COVID-19 changes college admission process

With the outbreak of COVID-19, most of students’ lives have been left in a state of insecurity. Day to day classes have been moved online, video-chats became the new normal, and no one really knows what tomorrow, or the next month, or the next school year has in store. While testing has been stalled, and visits have been canceled, students have been left unsure of how the college application process will continue.

More and more colleges are becoming “Test Optional” as SAT and ACTs are being postponed and canceled around the country. St. Paul Academy and Summit School are hosting the June 6 SAT, June 13 ACT, August 29 SAT, and the September 12 ACT to increase the number of testing dates for applying students. “Test Optional” indicates that the college either does not require an ACT or SAT or they offer an alternative test. Director of College Counseling and Academic Planning Mary Hill noted that around two-thirds of SPA’s juniors have already taken an ACT and, or an SAT and are waiting for a date to retest. Hill also said that the number of colleges that rapidly became test-optional was striking. She said, “I wouldn’t be surprised if, well, half of them will stick to [test-optional].

AP Exam formats have also shifted amid the crisis. Exams will occur in May 2020, be 45 minutes, at home, open-book, and each question will be free-response. More updates will be released in the near future, including an At Home Guide to Online Testing in April by the College Board. Since the exams are online, security will be increased, and test takers should expect to answer validating questions prior to accessing their exam. It is recommended that seniors request their scores be sent directly to the colleges they’re applying to when scores are released in July to ensure timely consideration. Colleges are being flexible and may also offer on-campus placement exams or one-on-one conversations with professors to ensure an adequate fit for classes.

I wouldn’t be surprised if, well, half of them will stick to [test-optional].”

— Mary Hill

The act of experiencing a college first hand is, for many students, a critical factor in their decision.

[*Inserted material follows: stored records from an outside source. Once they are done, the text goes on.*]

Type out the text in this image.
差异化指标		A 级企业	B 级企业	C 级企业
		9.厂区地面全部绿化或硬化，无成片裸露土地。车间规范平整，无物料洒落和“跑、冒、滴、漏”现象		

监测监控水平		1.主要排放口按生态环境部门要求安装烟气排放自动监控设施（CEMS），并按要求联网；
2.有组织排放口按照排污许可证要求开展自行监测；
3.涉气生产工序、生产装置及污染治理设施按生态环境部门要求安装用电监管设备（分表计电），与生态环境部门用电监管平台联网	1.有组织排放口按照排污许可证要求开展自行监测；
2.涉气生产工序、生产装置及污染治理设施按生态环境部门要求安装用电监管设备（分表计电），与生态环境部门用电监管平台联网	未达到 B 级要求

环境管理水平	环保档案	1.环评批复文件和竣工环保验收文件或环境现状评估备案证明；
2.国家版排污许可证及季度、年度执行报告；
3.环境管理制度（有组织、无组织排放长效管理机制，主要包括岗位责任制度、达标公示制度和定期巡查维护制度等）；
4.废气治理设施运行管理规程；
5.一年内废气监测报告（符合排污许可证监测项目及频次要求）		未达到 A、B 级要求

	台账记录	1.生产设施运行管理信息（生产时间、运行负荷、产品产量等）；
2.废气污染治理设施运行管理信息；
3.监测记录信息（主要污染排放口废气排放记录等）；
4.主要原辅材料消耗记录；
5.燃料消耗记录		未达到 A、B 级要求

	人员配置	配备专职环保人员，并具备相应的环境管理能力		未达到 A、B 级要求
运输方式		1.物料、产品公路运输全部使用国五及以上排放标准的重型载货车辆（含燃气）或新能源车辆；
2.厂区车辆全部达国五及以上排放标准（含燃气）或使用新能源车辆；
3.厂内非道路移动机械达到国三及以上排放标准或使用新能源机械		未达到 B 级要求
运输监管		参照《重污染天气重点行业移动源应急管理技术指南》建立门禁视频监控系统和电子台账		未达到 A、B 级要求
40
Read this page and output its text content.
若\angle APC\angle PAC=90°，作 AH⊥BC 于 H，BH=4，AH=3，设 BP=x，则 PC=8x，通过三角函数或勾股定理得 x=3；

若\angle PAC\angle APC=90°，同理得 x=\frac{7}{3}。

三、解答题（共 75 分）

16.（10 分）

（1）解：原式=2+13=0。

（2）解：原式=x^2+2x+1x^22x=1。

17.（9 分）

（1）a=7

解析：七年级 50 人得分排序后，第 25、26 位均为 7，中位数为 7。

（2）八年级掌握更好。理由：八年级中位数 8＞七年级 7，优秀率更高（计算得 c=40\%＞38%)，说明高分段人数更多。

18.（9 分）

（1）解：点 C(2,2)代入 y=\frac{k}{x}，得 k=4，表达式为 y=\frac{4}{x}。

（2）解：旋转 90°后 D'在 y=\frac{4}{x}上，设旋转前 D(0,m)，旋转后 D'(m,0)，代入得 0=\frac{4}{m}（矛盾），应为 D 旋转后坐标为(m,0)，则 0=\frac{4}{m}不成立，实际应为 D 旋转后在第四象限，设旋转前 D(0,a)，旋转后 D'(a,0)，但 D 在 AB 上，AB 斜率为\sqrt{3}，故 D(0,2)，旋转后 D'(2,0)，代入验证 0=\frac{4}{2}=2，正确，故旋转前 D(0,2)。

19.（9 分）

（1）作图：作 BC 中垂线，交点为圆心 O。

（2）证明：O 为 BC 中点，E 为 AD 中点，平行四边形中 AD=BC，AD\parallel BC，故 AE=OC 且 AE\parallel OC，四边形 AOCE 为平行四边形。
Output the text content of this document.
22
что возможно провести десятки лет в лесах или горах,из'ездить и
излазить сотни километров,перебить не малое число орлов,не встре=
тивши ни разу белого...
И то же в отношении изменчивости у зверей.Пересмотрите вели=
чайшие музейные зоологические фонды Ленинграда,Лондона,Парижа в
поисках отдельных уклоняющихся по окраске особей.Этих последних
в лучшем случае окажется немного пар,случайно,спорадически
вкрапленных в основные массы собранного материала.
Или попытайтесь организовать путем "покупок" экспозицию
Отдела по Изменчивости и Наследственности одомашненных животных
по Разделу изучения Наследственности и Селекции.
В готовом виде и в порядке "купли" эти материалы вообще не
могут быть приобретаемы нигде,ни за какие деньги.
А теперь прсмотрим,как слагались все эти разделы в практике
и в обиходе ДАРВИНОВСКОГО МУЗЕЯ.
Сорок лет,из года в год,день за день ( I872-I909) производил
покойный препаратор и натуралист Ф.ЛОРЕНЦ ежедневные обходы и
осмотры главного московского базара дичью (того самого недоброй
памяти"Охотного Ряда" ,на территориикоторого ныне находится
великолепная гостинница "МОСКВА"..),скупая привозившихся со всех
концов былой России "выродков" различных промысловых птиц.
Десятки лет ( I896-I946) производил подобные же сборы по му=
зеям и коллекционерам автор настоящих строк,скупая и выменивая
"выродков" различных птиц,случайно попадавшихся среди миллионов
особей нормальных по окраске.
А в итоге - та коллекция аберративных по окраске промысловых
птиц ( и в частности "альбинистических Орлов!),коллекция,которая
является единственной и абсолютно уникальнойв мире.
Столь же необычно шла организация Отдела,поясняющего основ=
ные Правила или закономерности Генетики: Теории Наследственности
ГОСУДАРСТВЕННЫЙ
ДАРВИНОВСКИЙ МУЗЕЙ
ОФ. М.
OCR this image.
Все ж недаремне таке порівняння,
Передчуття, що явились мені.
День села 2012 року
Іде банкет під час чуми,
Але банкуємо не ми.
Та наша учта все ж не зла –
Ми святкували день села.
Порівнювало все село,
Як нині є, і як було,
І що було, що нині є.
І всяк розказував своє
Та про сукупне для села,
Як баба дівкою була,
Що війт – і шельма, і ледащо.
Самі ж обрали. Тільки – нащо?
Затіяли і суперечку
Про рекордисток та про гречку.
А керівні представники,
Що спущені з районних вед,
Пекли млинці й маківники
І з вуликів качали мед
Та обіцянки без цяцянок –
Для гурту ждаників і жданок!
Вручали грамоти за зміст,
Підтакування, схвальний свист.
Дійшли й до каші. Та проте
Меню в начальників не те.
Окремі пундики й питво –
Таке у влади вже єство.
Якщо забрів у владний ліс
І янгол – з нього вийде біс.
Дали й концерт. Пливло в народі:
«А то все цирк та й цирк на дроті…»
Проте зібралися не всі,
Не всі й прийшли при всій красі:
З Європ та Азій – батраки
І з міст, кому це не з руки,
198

Especially for seniors as they narrow down the colleges that accepted them to the one they will attend. Virtual is the only option that is left for colleges to offer, so many college visits and fairs will be moved to a new virtual format. On Apr. 14, there will be an AIRR-NA Virtual College Fair. Individual colleges will begin an online program for admitted students in an attempt to make up for the activities they would usually offer.
Other adjustments some colleges are making to their applications include pushing the reply date back from May 1 to Jun. 1 to allow students and their families more time to decide what college will look like for them in terms of online classes and financial situations.

The pandemic has caused stress on every student following the college admissions process. Due to the stress and the rapid changes in admissions, more seniors are expected to take a gap year, and while this is usually encouraged by college counselors, there’s a slight concern this year. Hill noted that the more students who wait a year to attend colleges, the fewer spots that are open for juniors to attend the next year. This could potentially become an issue for upcoming seniors.

There is a silver lining to the revised admission process many colleges have adopted. Hill said, “[There is] more focus on who the student is and not the numbers on a paper.”